I barely remember the summer of 2020. We couldn’t travel, of course, and my usual week-long teaching programs switched to Zoom, so the normal markers of summertime just don’t exist in my memory. But I remember my routine-watery, tropical Florida days that consisted of writing poem after poem, baking lemon poppy seed cakes that kept sticking to the pan no matter what I did, and taking sweaty evening walks with my partner around our neighborhood. On those walks, we’d discuss which movie we were going to watch that night; we were going through some Top 100 list. In that first pandemic summer, I was never alone, which surprised me. The trajectory of my life has bent towards solitude, but ironically, in a summer of great aloneness, I was not isolated, I was not lonely. Still, my world felt very interior. Time seemed slippery, untethered. Or maybe it didn’t, and that’s just how I remember it feeling.

One night, we watched Hayao Miyazaki’s Princess Mononoke-the first time I’d seen it since viewing it as a teenager, when my high school boyfriend and I also went through some Top 100 list one summer. Even though the film is animated, I remember being shocked by the physical violence that first time around. The gore didn’t really affect me the second time (maybe I’ve been desensitized by Game of Thrones) and yet, all I felt was loss. How could the forest regrow when the people had killed their gods? How do you reconcile hope with the point of no return? Maybe what’s surprised me most about this poem, and about that summer, is that I still don’t know how to feel about the time when a story leaves us. I don’t know if “end” is the right word.

Music, Food, Booze, Tattoos, Kittens, etc.

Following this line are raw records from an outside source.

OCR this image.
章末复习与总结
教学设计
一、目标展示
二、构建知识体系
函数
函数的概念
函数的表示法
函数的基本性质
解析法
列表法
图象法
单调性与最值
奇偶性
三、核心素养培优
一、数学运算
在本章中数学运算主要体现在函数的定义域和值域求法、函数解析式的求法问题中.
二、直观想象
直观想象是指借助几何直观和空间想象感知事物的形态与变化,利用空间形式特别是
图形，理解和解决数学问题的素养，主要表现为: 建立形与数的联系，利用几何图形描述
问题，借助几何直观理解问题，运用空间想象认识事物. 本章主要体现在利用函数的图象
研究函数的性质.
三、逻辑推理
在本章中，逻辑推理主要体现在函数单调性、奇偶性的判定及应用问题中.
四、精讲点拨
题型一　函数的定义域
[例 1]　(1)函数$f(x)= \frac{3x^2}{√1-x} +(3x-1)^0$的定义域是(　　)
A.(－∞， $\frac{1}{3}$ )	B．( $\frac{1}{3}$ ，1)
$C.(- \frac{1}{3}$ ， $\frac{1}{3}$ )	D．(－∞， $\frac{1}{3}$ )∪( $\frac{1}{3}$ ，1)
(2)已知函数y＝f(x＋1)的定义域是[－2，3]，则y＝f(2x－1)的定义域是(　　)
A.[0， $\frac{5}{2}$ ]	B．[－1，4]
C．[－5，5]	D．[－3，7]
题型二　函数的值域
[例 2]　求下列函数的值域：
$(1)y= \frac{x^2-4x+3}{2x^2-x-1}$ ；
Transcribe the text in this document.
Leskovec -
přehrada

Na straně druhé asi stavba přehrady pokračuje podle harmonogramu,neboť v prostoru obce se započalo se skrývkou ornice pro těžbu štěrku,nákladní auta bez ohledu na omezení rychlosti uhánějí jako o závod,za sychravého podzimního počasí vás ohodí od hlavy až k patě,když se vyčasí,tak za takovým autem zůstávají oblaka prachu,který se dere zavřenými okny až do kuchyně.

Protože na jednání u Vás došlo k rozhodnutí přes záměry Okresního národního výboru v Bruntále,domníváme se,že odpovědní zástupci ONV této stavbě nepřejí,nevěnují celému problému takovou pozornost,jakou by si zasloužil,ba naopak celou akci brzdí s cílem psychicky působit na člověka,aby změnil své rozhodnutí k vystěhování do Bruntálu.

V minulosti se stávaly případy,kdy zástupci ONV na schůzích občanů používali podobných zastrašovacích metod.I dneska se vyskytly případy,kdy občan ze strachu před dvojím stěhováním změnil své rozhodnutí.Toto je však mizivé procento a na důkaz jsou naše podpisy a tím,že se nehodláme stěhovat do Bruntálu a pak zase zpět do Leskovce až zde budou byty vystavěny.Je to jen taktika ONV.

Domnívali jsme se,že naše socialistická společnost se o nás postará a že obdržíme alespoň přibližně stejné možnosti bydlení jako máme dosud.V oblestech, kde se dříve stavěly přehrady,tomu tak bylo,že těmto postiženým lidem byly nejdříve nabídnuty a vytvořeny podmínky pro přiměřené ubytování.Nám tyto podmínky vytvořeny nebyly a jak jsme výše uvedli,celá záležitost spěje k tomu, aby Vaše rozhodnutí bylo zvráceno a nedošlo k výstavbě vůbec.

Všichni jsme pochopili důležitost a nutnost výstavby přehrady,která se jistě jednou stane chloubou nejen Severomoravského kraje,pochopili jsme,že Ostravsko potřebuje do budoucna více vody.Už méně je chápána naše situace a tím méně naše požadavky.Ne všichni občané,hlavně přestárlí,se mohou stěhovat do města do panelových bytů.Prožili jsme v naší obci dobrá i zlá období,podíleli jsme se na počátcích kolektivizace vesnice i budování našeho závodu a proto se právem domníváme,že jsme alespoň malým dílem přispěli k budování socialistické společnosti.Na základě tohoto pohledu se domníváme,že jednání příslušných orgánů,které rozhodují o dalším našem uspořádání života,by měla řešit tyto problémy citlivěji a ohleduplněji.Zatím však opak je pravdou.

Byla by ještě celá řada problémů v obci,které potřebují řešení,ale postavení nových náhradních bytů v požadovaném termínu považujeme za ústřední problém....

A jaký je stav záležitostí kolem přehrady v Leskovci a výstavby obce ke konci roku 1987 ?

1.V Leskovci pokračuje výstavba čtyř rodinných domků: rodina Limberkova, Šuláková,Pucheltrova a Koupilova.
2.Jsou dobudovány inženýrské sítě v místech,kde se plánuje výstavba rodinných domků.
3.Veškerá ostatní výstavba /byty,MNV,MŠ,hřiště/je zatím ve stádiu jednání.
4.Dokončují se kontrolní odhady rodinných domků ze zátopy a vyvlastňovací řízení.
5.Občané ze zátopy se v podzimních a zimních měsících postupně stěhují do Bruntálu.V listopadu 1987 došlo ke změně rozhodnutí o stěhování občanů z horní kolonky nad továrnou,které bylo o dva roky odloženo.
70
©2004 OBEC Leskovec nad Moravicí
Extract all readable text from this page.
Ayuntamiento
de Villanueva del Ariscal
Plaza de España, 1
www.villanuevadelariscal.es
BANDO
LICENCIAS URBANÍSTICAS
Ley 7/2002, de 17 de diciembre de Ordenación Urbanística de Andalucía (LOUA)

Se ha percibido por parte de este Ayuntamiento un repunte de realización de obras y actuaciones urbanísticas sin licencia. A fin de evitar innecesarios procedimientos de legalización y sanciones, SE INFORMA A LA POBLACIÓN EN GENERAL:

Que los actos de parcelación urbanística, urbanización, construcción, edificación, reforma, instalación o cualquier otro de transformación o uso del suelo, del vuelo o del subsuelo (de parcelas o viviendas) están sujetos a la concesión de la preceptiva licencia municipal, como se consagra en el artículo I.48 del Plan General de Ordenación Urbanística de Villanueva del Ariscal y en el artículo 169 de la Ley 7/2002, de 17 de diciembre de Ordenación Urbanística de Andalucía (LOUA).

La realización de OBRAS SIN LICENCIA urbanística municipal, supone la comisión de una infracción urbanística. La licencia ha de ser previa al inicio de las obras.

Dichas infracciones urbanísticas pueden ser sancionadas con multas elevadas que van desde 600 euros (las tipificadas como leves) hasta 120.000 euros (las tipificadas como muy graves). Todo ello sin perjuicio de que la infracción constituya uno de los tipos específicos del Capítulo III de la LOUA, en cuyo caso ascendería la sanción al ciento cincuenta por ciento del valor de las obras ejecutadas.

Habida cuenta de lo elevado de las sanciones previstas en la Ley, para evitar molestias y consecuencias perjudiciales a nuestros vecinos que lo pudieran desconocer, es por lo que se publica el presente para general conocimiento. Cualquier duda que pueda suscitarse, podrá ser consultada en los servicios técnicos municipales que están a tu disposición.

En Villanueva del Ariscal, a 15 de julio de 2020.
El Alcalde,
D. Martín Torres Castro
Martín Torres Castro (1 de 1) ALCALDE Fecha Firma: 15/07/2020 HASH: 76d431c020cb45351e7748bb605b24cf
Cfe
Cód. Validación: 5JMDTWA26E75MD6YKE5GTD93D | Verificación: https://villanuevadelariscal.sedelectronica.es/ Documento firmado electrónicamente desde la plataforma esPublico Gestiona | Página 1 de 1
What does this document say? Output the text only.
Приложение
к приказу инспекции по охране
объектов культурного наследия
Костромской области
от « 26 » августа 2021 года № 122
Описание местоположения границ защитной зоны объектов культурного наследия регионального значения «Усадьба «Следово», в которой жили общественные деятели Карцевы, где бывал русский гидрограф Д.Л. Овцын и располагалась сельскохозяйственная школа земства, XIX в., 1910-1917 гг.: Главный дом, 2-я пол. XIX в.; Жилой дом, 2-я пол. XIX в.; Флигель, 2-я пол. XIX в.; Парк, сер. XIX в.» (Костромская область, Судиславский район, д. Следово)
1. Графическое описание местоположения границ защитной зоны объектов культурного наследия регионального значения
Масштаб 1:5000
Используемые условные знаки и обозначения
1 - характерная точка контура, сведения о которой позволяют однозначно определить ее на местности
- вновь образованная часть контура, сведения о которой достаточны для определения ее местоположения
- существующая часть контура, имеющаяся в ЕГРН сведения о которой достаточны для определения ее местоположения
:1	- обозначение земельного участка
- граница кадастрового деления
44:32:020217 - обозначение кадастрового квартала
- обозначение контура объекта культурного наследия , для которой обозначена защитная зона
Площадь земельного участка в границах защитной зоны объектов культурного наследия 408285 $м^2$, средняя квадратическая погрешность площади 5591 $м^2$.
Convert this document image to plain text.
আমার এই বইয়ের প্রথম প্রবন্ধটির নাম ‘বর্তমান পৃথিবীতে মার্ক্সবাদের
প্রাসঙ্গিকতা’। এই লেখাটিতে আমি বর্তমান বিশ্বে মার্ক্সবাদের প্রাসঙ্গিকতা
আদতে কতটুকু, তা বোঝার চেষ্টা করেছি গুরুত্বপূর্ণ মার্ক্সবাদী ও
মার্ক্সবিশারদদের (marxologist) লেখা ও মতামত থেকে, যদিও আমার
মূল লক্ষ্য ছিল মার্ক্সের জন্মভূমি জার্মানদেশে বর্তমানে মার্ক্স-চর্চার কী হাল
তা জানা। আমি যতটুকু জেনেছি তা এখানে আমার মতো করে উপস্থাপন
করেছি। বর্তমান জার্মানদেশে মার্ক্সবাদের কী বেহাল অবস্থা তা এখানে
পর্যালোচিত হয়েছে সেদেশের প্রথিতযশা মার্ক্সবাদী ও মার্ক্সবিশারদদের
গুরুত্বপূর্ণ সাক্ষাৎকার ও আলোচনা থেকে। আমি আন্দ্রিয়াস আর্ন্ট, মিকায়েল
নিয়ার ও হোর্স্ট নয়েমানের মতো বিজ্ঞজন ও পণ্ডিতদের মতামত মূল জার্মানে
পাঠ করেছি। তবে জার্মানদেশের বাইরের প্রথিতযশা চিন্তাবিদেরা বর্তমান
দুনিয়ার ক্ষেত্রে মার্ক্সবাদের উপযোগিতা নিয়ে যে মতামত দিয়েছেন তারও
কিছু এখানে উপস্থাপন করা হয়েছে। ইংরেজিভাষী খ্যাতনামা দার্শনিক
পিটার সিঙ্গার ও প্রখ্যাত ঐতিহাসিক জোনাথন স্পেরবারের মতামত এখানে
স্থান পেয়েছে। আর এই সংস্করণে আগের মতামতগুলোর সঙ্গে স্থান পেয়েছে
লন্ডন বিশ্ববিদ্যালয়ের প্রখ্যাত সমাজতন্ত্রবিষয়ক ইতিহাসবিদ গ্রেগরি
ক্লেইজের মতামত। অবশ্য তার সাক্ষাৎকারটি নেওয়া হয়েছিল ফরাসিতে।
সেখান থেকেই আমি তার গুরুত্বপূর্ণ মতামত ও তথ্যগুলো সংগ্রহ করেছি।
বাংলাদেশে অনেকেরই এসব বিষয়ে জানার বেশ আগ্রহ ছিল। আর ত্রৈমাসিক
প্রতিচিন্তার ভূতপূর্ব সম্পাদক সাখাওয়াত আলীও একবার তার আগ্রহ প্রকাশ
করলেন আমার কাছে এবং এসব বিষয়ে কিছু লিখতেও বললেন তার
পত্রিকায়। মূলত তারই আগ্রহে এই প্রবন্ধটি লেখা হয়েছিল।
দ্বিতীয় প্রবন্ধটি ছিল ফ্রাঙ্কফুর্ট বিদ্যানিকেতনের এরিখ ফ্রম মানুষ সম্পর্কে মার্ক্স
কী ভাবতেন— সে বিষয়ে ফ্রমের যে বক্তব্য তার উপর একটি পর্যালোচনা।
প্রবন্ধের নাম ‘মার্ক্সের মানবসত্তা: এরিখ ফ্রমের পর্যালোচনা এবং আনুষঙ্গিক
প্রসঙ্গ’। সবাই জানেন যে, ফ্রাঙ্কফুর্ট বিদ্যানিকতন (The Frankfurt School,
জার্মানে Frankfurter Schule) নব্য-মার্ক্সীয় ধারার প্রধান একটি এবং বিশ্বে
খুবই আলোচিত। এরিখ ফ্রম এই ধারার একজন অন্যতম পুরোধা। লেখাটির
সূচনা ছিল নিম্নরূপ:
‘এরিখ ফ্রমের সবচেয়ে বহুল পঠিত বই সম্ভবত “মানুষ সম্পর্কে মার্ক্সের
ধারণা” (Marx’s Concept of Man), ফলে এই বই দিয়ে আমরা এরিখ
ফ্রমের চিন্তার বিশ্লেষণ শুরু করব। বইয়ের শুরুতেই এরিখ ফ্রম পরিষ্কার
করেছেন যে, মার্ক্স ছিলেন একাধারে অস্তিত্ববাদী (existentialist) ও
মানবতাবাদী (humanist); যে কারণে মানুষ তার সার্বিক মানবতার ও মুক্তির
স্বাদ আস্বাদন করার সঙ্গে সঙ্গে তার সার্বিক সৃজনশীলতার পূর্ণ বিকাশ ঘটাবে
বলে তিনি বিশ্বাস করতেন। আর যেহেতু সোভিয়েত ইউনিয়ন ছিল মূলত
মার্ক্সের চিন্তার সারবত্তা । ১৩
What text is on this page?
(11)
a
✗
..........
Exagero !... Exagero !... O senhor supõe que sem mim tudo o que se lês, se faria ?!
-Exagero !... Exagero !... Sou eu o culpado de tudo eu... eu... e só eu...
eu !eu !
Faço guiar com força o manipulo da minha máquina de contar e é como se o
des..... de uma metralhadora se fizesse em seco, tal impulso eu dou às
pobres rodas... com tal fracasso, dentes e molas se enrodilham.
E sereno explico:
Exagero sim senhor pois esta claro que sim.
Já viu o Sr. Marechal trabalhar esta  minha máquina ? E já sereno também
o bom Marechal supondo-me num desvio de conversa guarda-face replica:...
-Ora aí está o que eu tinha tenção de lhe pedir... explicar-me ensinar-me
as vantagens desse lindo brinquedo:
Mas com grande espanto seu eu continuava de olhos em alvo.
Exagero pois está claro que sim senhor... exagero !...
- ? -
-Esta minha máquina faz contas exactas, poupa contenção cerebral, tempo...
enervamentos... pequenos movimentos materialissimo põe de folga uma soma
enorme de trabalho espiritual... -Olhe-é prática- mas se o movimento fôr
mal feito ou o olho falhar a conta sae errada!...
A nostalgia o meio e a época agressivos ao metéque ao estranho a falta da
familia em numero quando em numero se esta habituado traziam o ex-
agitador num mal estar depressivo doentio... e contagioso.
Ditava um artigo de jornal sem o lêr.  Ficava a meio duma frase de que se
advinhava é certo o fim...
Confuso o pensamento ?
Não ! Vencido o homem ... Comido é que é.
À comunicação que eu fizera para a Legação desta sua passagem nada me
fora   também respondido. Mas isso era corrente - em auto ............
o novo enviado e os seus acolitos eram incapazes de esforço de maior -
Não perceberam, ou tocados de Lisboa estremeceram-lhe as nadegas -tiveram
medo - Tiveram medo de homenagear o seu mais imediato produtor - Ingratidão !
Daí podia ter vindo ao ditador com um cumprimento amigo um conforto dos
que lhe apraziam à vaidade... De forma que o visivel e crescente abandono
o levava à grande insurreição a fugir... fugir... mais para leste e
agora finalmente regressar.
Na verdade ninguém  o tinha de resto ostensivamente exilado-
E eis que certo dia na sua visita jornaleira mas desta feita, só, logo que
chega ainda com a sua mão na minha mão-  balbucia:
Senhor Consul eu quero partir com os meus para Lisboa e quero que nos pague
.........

Ok, seriously though-why do some cakes lift up from the pan and some just won’t? Sometimes I feel like there isn’t enough PAM or parchment paper in the world; I suppose that, sometimes, things just get stuck. You learn and try again. It’s cliché, but I’ve gotten really into baking during the pandemic, especially cakes. I’ve been making my way through Yossy Arefi’s pragmatically decadent Snaking Cakes and cycling through every season of The Great British Bake-off. I admire the creativity and imagination of these bakers and how they find inspiration for colors, textures, sculptures, and flavors from unlikely sources in the world around them. A few months ago, I was hiking on a cold, marshy island off the coast of Provincetown, Massachusetts. I couldn’t get over the bog’s combination of colors and textures-the sponge-like, mint-green moss crossed with snake-like, cranberry-red vines. If I were on GBBO, I thought to myself, and if I actually knew what I was doing, I’d make a cake that looked like this landscape. I say all this because I just love how creation-whether it’s writing poems, film-making, or baking cakes-can allow one world to easily transcend into another.